We are now waiting for the emergence of the copper canyon daisy and the Mexican mint marigold. They should flower well into November. Roll on those perfect Texas fall days. I think we may be getting one this weekend which will be perfect for the Wildflower Center Happy Hour event, in our garden, this Friday.

Friday, October 7, 2016


In celebration of Texas Native Plant Week, October 16th-22nd, David and I will be opening our gardens for a happy hour event to benefit the Lady Bird Johnson Wildflower Center.

Join us in the house for a glass of wine, beer, and light snacks, provided by the Wildflower Center, where you will mingle with other guests. This will be followed by a short presentation on how we were inspired to create these outdoor spaces around our home and a tour of the gardens.

Date: Friday October 21st

Time: 4:30-6:30pm

Cost: Members $31.50, non-members $35  Proceeds to the Ladybird Johnson Wildflower Center.

Tickets are limited and can be purchased only through this link to the Wildflower Center Website 

Tuesday, October 4, 2016


A week ago I found myself breakfasting alone, a little later than usual, and too late to eat with the birds in the English Garden because the sun was already over the top of the wall. I moved into the Front Courtyard where it was still shady. One of the benefits of having multiple places to sit around the garden. My chosen book was Succulent Container Gardening, by Debra Lee Baldwin.

Debra Lee Baldwin is certainly the queen of succulents in my eyes and this book is one of my favorites; full of wonderful ideas on how to bring out the best in your cactus and succulents; pairing plants with pots and unique ways to style your collection.

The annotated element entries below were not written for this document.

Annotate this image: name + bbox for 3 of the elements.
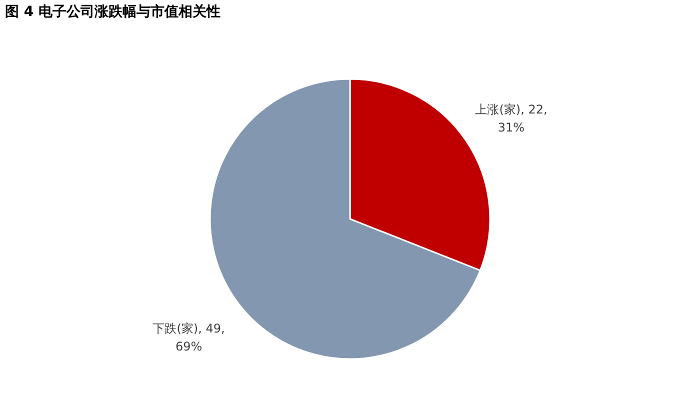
slice-label: 上涨(家), 22, 31% [475, 102, 548, 134]
slice-label: 下跌(家), 49, 69% [152, 322, 225, 354]
chart-title: 图 4 电子公司涨跌幅与市值相关性 [5, 3, 220, 20]
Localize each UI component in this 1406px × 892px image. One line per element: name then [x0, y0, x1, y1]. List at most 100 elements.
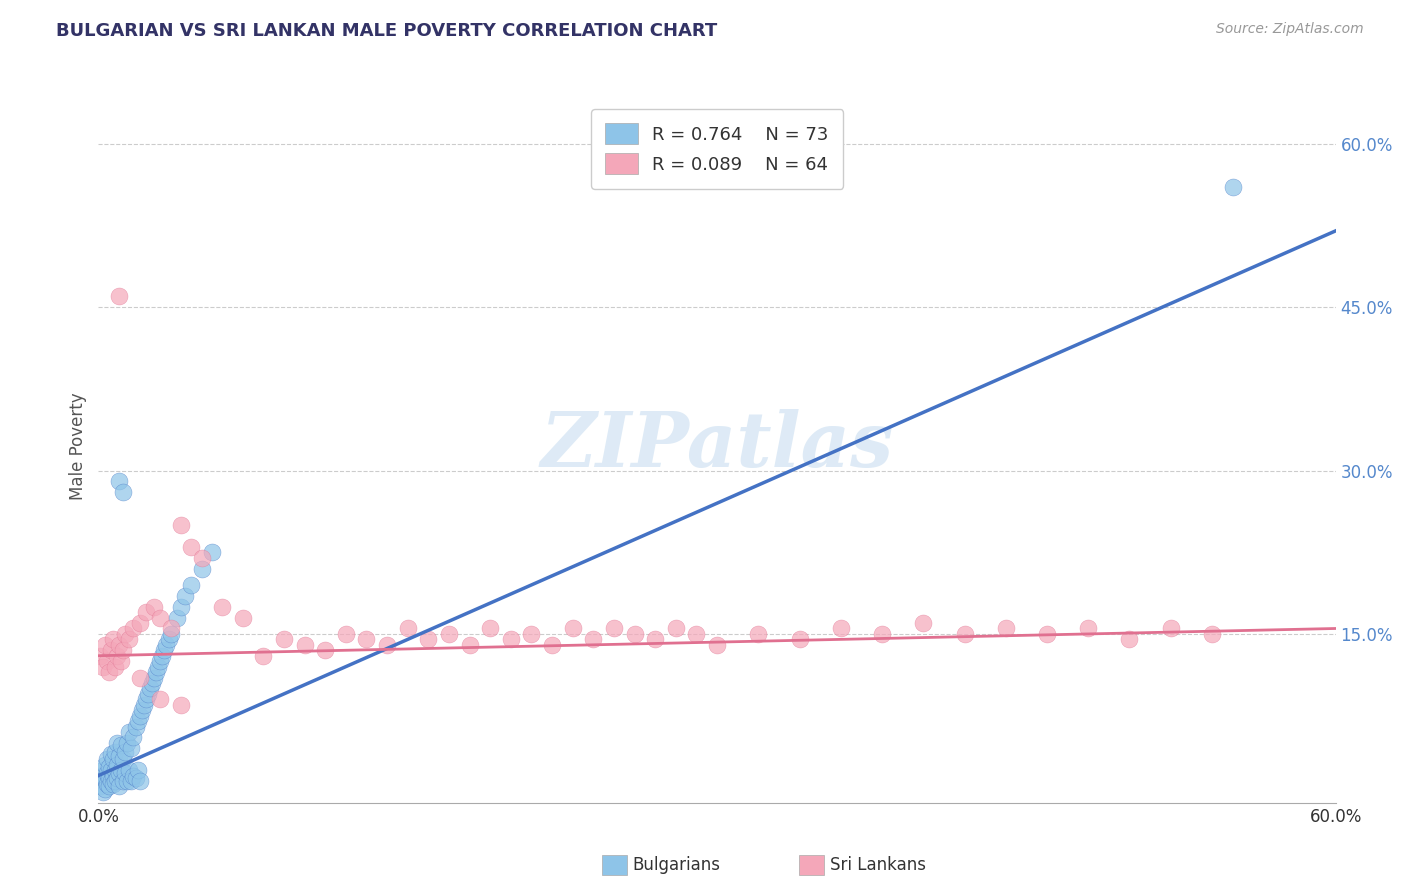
- Point: [108, 766, 131, 780]
- Point: [561, 622, 583, 636]
- Point: [96, 766, 118, 780]
- Point: [128, 708, 150, 723]
- Point: [149, 610, 172, 624]
- Point: [110, 654, 132, 668]
- Point: [159, 627, 181, 641]
- Point: [89, 768, 111, 782]
- Point: [104, 763, 127, 777]
- Point: [122, 768, 145, 782]
- Point: [170, 599, 193, 614]
- Point: [623, 627, 645, 641]
- Point: [1077, 622, 1099, 636]
- Point: [136, 687, 159, 701]
- Point: [105, 736, 128, 750]
- Point: [994, 622, 1017, 636]
- Point: [89, 648, 111, 663]
- Point: [870, 627, 893, 641]
- Point: [101, 768, 124, 782]
- Text: Sri Lankans: Sri Lankans: [830, 856, 925, 874]
- Point: [143, 671, 166, 685]
- Point: [190, 561, 212, 575]
- Point: [150, 648, 173, 663]
- Point: [118, 763, 141, 777]
- Point: [112, 774, 135, 789]
- Point: [97, 780, 120, 794]
- Point: [232, 610, 254, 624]
- Point: [1160, 622, 1182, 636]
- Point: [135, 605, 157, 619]
- Point: [117, 774, 139, 789]
- Point: [644, 632, 666, 647]
- Point: [104, 745, 127, 759]
- Point: [706, 638, 728, 652]
- Point: [335, 627, 357, 641]
- Point: [294, 638, 316, 652]
- Point: [120, 774, 142, 789]
- Point: [141, 676, 163, 690]
- Point: [108, 638, 131, 652]
- Point: [520, 627, 543, 641]
- Point: [100, 747, 122, 761]
- Point: [89, 780, 111, 794]
- Point: [104, 659, 127, 673]
- Point: [149, 692, 172, 706]
- Point: [104, 774, 127, 789]
- Point: [499, 632, 522, 647]
- Point: [541, 638, 564, 652]
- Point: [166, 610, 188, 624]
- Point: [101, 752, 124, 766]
- Text: BULGARIAN VS SRI LANKAN MALE POVERTY CORRELATION CHART: BULGARIAN VS SRI LANKAN MALE POVERTY COR…: [56, 22, 717, 40]
- Point: [314, 643, 336, 657]
- Point: [114, 627, 136, 641]
- Point: [93, 781, 115, 796]
- Point: [1036, 627, 1059, 641]
- Point: [132, 698, 155, 712]
- Point: [252, 648, 274, 663]
- Point: [110, 738, 132, 752]
- Point: [131, 703, 153, 717]
- Point: [665, 622, 688, 636]
- Point: [93, 757, 115, 772]
- Point: [108, 475, 131, 489]
- Point: [105, 757, 128, 772]
- Point: [830, 622, 852, 636]
- Point: [124, 771, 146, 785]
- Point: [157, 632, 180, 647]
- Point: [91, 763, 114, 777]
- Point: [128, 615, 150, 630]
- Point: [128, 671, 150, 685]
- Point: [356, 632, 378, 647]
- Point: [145, 665, 167, 679]
- Text: Source: ZipAtlas.com: Source: ZipAtlas.com: [1216, 22, 1364, 37]
- Point: [118, 725, 141, 739]
- Point: [170, 698, 193, 712]
- Point: [149, 654, 172, 668]
- Point: [112, 752, 135, 766]
- Point: [105, 648, 128, 663]
- Point: [96, 752, 118, 766]
- Point: [101, 632, 124, 647]
- Point: [479, 622, 502, 636]
- Point: [1222, 180, 1244, 194]
- Point: [97, 771, 120, 785]
- Point: [91, 659, 114, 673]
- Point: [458, 638, 481, 652]
- Y-axis label: Male Poverty: Male Poverty: [69, 392, 87, 500]
- Point: [375, 638, 398, 652]
- Point: [110, 763, 132, 777]
- Point: [100, 763, 122, 777]
- Point: [155, 638, 177, 652]
- Point: [124, 720, 146, 734]
- Point: [139, 681, 162, 696]
- Point: [582, 632, 605, 647]
- Point: [101, 777, 124, 791]
- Point: [118, 632, 141, 647]
- Point: [112, 643, 135, 657]
- Point: [159, 622, 181, 636]
- Text: ZIPatlas: ZIPatlas: [540, 409, 894, 483]
- Point: [105, 771, 128, 785]
- Point: [201, 545, 224, 559]
- Point: [437, 627, 460, 641]
- Point: [112, 485, 135, 500]
- Point: [128, 774, 150, 789]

Almost all my plants are in terra cotta pots and that is probably where they will stay, but it doesn't stop my enjoyment of turning over each page to an reveal a new and wonderful pairing. And one of those photos gave me an idea.
In the side entry to the house is a table holding my shell collection. A large conch shell which we picked up many years ago has always sat on the table. There was space enough to plant a succulent or two in the open mouth. I looked around for something to plant in there and came up with these. Maybe not the perfect choice, but until I find that perfect plant here they will stay.

Then I saw another idea. I won't be making a fairy garden but I do have some little Chinese figures and I might try to find a succulent with a tree-like appearance to create a Chinese garden in a dish.